Version: 2012; starring Hugh Laurie.
Plot Summary: [from IMDb:] “As a war rages on in the province of Bougainville in Papua New Guinea, a young girl becomes transfixed by the Charles Dickens novel Great Expectations, which is being read at school by the only white man in the village.”
My Review: Disclaimer*: I have not read the original book, so this review will not be comparing it to that novel. Only as a story in and of itself, totally unrelated to the book.
With imagination can come much freedom, but it can also be a dangerous thing. So learns the children from a village in Papua, New Guinea during civil war and uncertain times during the 1980’s.
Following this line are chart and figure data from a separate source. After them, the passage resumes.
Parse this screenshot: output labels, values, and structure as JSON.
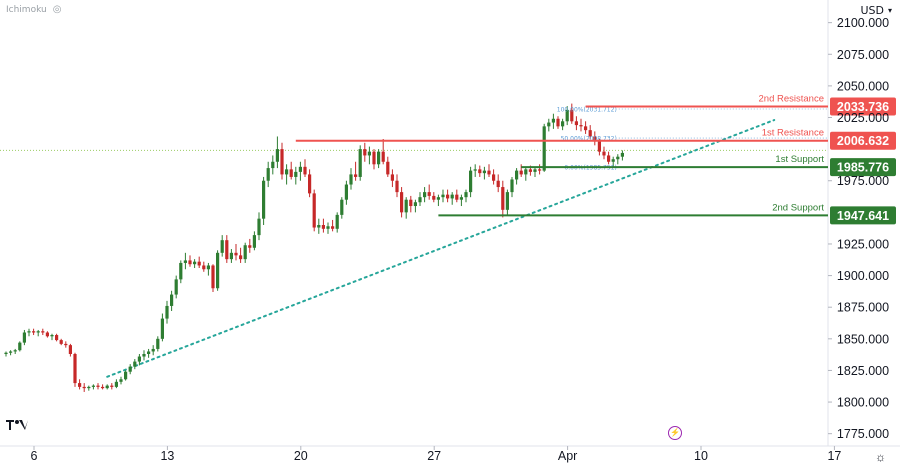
{
  "header": {
    "indicator": "Ichimoku",
    "currency": "USD",
    "settings_icon": "gear-icon",
    "visibility_icon": "eye-off-icon",
    "logo": "tradingview-logo",
    "event_icon": "lightning-icon"
  },
  "colors": {
    "resistance": "#ef5350",
    "support": "#2e7d32",
    "trendline": "#26a69a",
    "fib": "#5b9bd5",
    "up_candle": "#2e7d32",
    "down_candle": "#c62828",
    "price_dotted": "#9ccc65"
  },
  "chart_data": {
    "type": "candlestick",
    "y_axis": {
      "ticks": [
        "2100.000",
        "2075.000",
        "2050.000",
        "2025.000",
        "2000.000",
        "1975.000",
        "1950.000",
        "1925.000",
        "1900.000",
        "1875.000",
        "1850.000",
        "1825.000",
        "1800.000",
        "1775.000"
      ],
      "range": [
        1770,
        2110
      ]
    },
    "x_axis": {
      "ticks": [
        "6",
        "13",
        "20",
        "27",
        "Apr",
        "10",
        "17"
      ],
      "tick_index": [
        0,
        29,
        58,
        87,
        116,
        145,
        174
      ]
    },
    "levels": [
      {
        "label": "2nd Resistance",
        "value": 2033.736,
        "value_text": "2033.736",
        "kind": "resistance",
        "start_index": 126
      },
      {
        "label": "1st Resistance",
        "value": 2006.632,
        "value_text": "2006.632",
        "kind": "resistance",
        "start_index": 63
      },
      {
        "label": "1st Support",
        "value": 1985.776,
        "value_text": "1985.776",
        "kind": "support",
        "start_index": 112
      },
      {
        "label": "2nd Support",
        "value": 1947.641,
        "value_text": "1947.641",
        "kind": "support",
        "start_index": 94
      }
    ],
    "fib_levels": [
      {
        "label": "100.00%(2031.712)",
        "value": 2031.712
      },
      {
        "label": "50.00%(2008.732)",
        "value": 2008.732
      },
      {
        "label": "0.00%(1985.751)",
        "value": 1985.751
      }
    ],
    "trendline": {
      "from": {
        "index": 22,
        "value": 1820
      },
      "to": {
        "index": 167,
        "value": 2023
      }
    },
    "last_price_dotted": 1999,
    "candles": [
      [
        1838,
        1840,
        1836,
        1839
      ],
      [
        1839,
        1841,
        1837,
        1840
      ],
      [
        1840,
        1842,
        1838,
        1841
      ],
      [
        1841,
        1848,
        1840,
        1847
      ],
      [
        1847,
        1857,
        1845,
        1855
      ],
      [
        1855,
        1858,
        1852,
        1856
      ],
      [
        1856,
        1858,
        1853,
        1855
      ],
      [
        1855,
        1857,
        1852,
        1856
      ],
      [
        1856,
        1858,
        1853,
        1855
      ],
      [
        1855,
        1856,
        1851,
        1852
      ],
      [
        1852,
        1854,
        1849,
        1853
      ],
      [
        1853,
        1854,
        1848,
        1849
      ],
      [
        1849,
        1850,
        1845,
        1846
      ],
      [
        1846,
        1848,
        1843,
        1845
      ],
      [
        1845,
        1846,
        1836,
        1838
      ],
      [
        1838,
        1839,
        1812,
        1815
      ],
      [
        1815,
        1818,
        1810,
        1812
      ],
      [
        1812,
        1815,
        1808,
        1811
      ],
      [
        1811,
        1813,
        1809,
        1812
      ],
      [
        1812,
        1814,
        1810,
        1813
      ],
      [
        1813,
        1815,
        1810,
        1812
      ],
      [
        1812,
        1814,
        1810,
        1811
      ],
      [
        1811,
        1814,
        1810,
        1813
      ],
      [
        1813,
        1815,
        1810,
        1812
      ],
      [
        1812,
        1818,
        1811,
        1816
      ],
      [
        1816,
        1820,
        1814,
        1818
      ],
      [
        1818,
        1825,
        1817,
        1824
      ],
      [
        1824,
        1830,
        1822,
        1828
      ],
      [
        1828,
        1834,
        1826,
        1832
      ],
      [
        1832,
        1838,
        1829,
        1836
      ],
      [
        1836,
        1841,
        1833,
        1838
      ],
      [
        1838,
        1842,
        1835,
        1840
      ],
      [
        1840,
        1845,
        1837,
        1842
      ],
      [
        1842,
        1852,
        1840,
        1850
      ],
      [
        1850,
        1870,
        1848,
        1866
      ],
      [
        1866,
        1880,
        1862,
        1876
      ],
      [
        1876,
        1888,
        1872,
        1885
      ],
      [
        1885,
        1900,
        1882,
        1897
      ],
      [
        1897,
        1912,
        1894,
        1910
      ],
      [
        1910,
        1918,
        1905,
        1912
      ],
      [
        1912,
        1916,
        1907,
        1909
      ],
      [
        1909,
        1913,
        1906,
        1911
      ],
      [
        1911,
        1915,
        1906,
        1908
      ],
      [
        1908,
        1911,
        1903,
        1905
      ],
      [
        1905,
        1910,
        1900,
        1908
      ],
      [
        1908,
        1909,
        1887,
        1890
      ],
      [
        1890,
        1920,
        1888,
        1918
      ],
      [
        1918,
        1932,
        1915,
        1928
      ],
      [
        1928,
        1932,
        1910,
        1913
      ],
      [
        1913,
        1921,
        1910,
        1918
      ],
      [
        1918,
        1925,
        1912,
        1916
      ],
      [
        1916,
        1922,
        1910,
        1913
      ],
      [
        1913,
        1926,
        1910,
        1924
      ],
      [
        1924,
        1929,
        1918,
        1922
      ],
      [
        1922,
        1935,
        1920,
        1932
      ],
      [
        1932,
        1950,
        1928,
        1945
      ],
      [
        1945,
        1978,
        1940,
        1975
      ],
      [
        1975,
        1990,
        1970,
        1985
      ],
      [
        1985,
        1995,
        1980,
        1990
      ],
      [
        1990,
        2010,
        1985,
        2000
      ],
      [
        2000,
        2005,
        1976,
        1980
      ],
      [
        1980,
        1988,
        1972,
        1984
      ],
      [
        1984,
        1990,
        1976,
        1978
      ],
      [
        1978,
        1986,
        1972,
        1982
      ],
      [
        1982,
        1990,
        1975,
        1986
      ],
      [
        1986,
        1992,
        1978,
        1980
      ],
      [
        1980,
        1984,
        1962,
        1965
      ],
      [
        1965,
        1968,
        1935,
        1938
      ],
      [
        1938,
        1945,
        1933,
        1940
      ],
      [
        1940,
        1945,
        1934,
        1937
      ],
      [
        1937,
        1942,
        1933,
        1939
      ],
      [
        1939,
        1944,
        1935,
        1937
      ],
      [
        1937,
        1950,
        1934,
        1948
      ],
      [
        1948,
        1962,
        1945,
        1960
      ],
      [
        1960,
        1975,
        1956,
        1972
      ],
      [
        1972,
        1985,
        1968,
        1980
      ],
      [
        1980,
        1990,
        1975,
        1978
      ],
      [
        1978,
        2003,
        1975,
        2000
      ],
      [
        2000,
        2005,
        1990,
        1995
      ],
      [
        1995,
        2002,
        1988,
        1998
      ],
      [
        1998,
        2000,
        1984,
        1988
      ],
      [
        1988,
        2000,
        1985,
        1998
      ],
      [
        1998,
        2008,
        1988,
        1990
      ],
      [
        1990,
        1994,
        1978,
        1980
      ],
      [
        1980,
        1984,
        1970,
        1975
      ],
      [
        1975,
        1980,
        1962,
        1966
      ],
      [
        1966,
        1970,
        1946,
        1950
      ],
      [
        1950,
        1962,
        1945,
        1960
      ],
      [
        1960,
        1963,
        1950,
        1955
      ],
      [
        1955,
        1960,
        1950,
        1958
      ],
      [
        1958,
        1966,
        1955,
        1962
      ],
      [
        1962,
        1970,
        1958,
        1966
      ],
      [
        1966,
        1972,
        1960,
        1963
      ],
      [
        1963,
        1966,
        1958,
        1960
      ],
      [
        1960,
        1964,
        1955,
        1962
      ],
      [
        1962,
        1968,
        1958,
        1964
      ],
      [
        1964,
        1968,
        1958,
        1961
      ],
      [
        1961,
        1966,
        1956,
        1964
      ],
      [
        1964,
        1968,
        1958,
        1960
      ],
      [
        1960,
        1964,
        1955,
        1962
      ],
      [
        1962,
        1968,
        1958,
        1966
      ],
      [
        1966,
        1986,
        1962,
        1983
      ],
      [
        1983,
        1988,
        1978,
        1984
      ],
      [
        1984,
        1987,
        1978,
        1981
      ],
      [
        1981,
        1986,
        1976,
        1983
      ],
      [
        1983,
        1988,
        1978,
        1980
      ],
      [
        1980,
        1984,
        1972,
        1975
      ],
      [
        1975,
        1980,
        1966,
        1970
      ],
      [
        1970,
        1975,
        1946,
        1952
      ],
      [
        1952,
        1968,
        1948,
        1966
      ],
      [
        1966,
        1978,
        1962,
        1976
      ],
      [
        1976,
        1985,
        1972,
        1983
      ],
      [
        1983,
        1988,
        1978,
        1980
      ],
      [
        1980,
        1986,
        1975,
        1984
      ],
      [
        1984,
        1987,
        1979,
        1982
      ],
      [
        1982,
        1986,
        1978,
        1984
      ],
      [
        1984,
        1988,
        1980,
        1983
      ],
      [
        1983,
        2020,
        1982,
        2018
      ],
      [
        2018,
        2024,
        2014,
        2021
      ],
      [
        2021,
        2028,
        2016,
        2024
      ],
      [
        2024,
        2026,
        2016,
        2018
      ],
      [
        2018,
        2024,
        2015,
        2022
      ],
      [
        2022,
        2034,
        2019,
        2031
      ],
      [
        2031,
        2036,
        2020,
        2022
      ],
      [
        2022,
        2026,
        2015,
        2019
      ],
      [
        2019,
        2024,
        2014,
        2018
      ],
      [
        2018,
        2022,
        2012,
        2015
      ],
      [
        2015,
        2019,
        2008,
        2010
      ],
      [
        2010,
        2014,
        2003,
        2006
      ],
      [
        2006,
        2008,
        1995,
        1998
      ],
      [
        1998,
        2002,
        1992,
        1995
      ],
      [
        1995,
        1998,
        1988,
        1990
      ],
      [
        1990,
        1994,
        1986,
        1992
      ],
      [
        1992,
        1996,
        1988,
        1994
      ],
      [
        1994,
        1999,
        1991,
        1997
      ]
    ]
  }
}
I have to be honest, I did not know what sort of movie this was going to be when I sat down to watch it one Sunday evening. It certainly wasn’t what I expected, and I was not prepared for the gravity and rawness of it. At first it did not make much sense to me; I wondered if I was watching some kind of abstract story whose symbolism escaped me. But I’m glad I kept with the movie, and didn’t turn it off when things got tough. The early parts of the story that did not make sense at first eventually are put together in the end.
This film won’t be for everyone. Even though the most violent actions taken by some of the characters are hidden from our direct view, we still know what is going on. It made me want to upchuck at times. I had to pause it at one point and just cry because of what was happening. But I couldn’t give up on continuing. I don’t know why. I don’t think this was a biographical drama, though I’m sure it was historically based, and looking the book up on goodreads informed me this was an original story. But I was so drawn into the characters and their lives, that it felt so real. Things like this do happen around the world. I don’t want to blind myself to what is reality for many people. It’s terrible to think of, but I’m thankful for what I do have while I yet have it where I live.
On a lighter note, one of my favorite parts was watching Mr. Watts (Hugh Laurie) read Charles Dickens’ Great Expectations to a bunch of children who had never heard anything like it. He doesn’t just read the tale, but brings it to life by using his past theater skills to dramatize the dialogue. Doing such a simple thing brings much joy for the children of the village during an otherwise scary time. The main character, Mathilda, is able to identify so completely with the character of Pip, that the story becomes both a friend and refuge for her in hard times.
This a deep film, and very thought provoking. So much so that my poor pea-sized mind probably wouldn’t get to the bottom of it by itself without intellectuals to discuss it with. There isn’t any gratuitous sex scenes, though a woman is raped. Others are killed in the most brutal fashion and someone is shot at point-blank several times. There is one scene in which some women talk dirty, and I believe there was some bad language used by some of the soldiers. It is learned that a married man commits adultery, but never shown.
This movie definitely isn’t going to be one of those feature films to sit down and watch with Grandma on Christmas. But for those who are interested, it would be a good idea to be prepared for harsh reality and violence. I thought it was a good movie, and would recommend it for mature audiences.